While cars such as Donnelly's Anglia may represent the old-school style, staying fairly true in design to the classic drag-strip cruisers that were popular in the 1960s and '70s, a few new trends also emerged at this year's show.
Joe Perks of Dirtmafia Motorsports displayed his latest creation, a wild-looking 2002 Chevrolet Silverado that he has masterfully morphed into a pre-runner truck complete with a long-travel suspension, a boxed frame and fibreglass fenders and hood.
Pre-runner trucks take performance and styling cues from the trophy trucks raced in the desert while retaining the ability to be street-driven. If you ask me, the truck Perks built is the perfect answer to Winnipeg's pothole problem. Keep an eye out for more cool rides from Perks. His passion for these neat trucks is surely contagious.

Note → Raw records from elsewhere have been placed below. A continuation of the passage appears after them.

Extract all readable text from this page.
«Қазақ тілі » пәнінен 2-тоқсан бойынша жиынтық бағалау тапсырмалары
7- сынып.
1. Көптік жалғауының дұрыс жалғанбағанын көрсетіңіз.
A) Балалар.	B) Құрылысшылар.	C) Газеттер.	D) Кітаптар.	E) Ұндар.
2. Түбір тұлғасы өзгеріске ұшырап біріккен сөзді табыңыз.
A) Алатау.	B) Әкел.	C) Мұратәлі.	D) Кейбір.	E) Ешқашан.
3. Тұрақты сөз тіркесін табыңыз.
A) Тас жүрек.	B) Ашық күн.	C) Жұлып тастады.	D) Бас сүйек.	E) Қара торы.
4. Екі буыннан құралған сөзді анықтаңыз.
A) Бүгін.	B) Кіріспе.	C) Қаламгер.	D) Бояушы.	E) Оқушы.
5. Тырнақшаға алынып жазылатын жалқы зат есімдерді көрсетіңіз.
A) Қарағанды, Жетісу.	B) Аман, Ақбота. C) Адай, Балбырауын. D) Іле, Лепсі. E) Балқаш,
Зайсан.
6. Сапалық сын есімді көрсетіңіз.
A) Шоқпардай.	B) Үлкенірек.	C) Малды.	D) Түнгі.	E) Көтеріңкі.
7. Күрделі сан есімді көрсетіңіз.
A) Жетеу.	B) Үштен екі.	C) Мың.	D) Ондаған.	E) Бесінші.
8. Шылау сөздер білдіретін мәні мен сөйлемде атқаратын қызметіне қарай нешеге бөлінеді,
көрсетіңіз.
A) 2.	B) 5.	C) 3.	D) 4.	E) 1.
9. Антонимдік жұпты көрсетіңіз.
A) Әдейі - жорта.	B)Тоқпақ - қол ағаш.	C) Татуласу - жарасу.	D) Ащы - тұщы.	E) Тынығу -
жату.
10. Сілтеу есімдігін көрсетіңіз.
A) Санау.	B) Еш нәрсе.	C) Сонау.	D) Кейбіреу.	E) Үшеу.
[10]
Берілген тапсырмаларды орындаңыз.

Due to the construction currently taking place at the convention centre, floor space for the World of Wheels was a bit smaller than previous years. But show chairman Bob Chubala took it all in stride and reported that attendance was better than ever.
"We gotta get small to get big," said Chubala of the ongoing expansion of the convention centre and the bright future World of Wheels has when the work is completed.
"Looking forward, we're hoping to be the first event at the new convention centre in 2016 and expect to double the amount of vehicles on display."
While the weather may not be onside yet, there's no denying locals are poised for another great year of showing and shining, and we have Piston Ring's World of Wheels to thank for getting our motors running.
"It's a great hobby filled with great people, and I think we really hit a home run with our 40th anniversary show," Chubala said.